Simulations by Borna Obradovic and colleagues at Samsung Semiconductor indicate that the negative-capacitance occurs over too long a timescale to be responsible for the results claimed so far of reductions in sub-threshold swing. Their argument is that negative capacitance may prove to be useful in the design of a new generation of ferroelectric memories, but it may not be the circuit-design breakthrough it seems. The Samsung team saw effects taking place over the period of more than a microsecond. To be useful in an augmented CMOS transistor, the effect needs to take hold on picosecond timescales.

Obradovic said at the 2018 VLSI Technology Symposium, his team’s results point to the effect being unlikely to lead to a general-purpose negative-capacitance transistor (NCFET). But observers believe the idea is far from dead. There does seem to be an effect. It’s just not clear what is causing it.

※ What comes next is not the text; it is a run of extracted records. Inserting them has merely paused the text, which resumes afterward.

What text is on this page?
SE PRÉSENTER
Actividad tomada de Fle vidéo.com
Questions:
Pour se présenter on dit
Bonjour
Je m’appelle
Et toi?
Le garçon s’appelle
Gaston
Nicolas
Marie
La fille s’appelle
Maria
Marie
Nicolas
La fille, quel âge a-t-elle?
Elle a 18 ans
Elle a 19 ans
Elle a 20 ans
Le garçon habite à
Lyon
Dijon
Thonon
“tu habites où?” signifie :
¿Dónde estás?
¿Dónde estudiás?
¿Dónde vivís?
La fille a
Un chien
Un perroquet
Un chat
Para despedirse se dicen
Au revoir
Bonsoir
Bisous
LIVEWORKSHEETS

One theory is that the negative capacitance effect appears when the ferroelectric starts to switch polarisations. Rather than taking place at once, tiny clusters of the opposite polarisation appear first and expand until they merge with their neighbours over the period of ten or more microseconds. However, some experiments have suggested that the negative capacitance takes hold faster than predicted by traditional models.

Above: Transistor cap model

There may be interactions in the interfaces between domains of different polarisation states that can deliver a usable NCFET. Work by UC Berkeley presented at VLSI Technology Symposium alongside Obradovic’s paper suggested experimental results followed a compact model closely enough for the model to be a reliable guide.

The UC Berkeley model suggests it could lead to transistors that work better at 0.5V to 0.6V than their pure-CMOS counterparts. But the physics looks likely to puzzle researchers for some time to come and it’s far from clear that the NCFET is ready to come to the rescue of low-power silicon chips. If it does work, scaling may return to supply voltage even as it comes to a halt in terms of device density.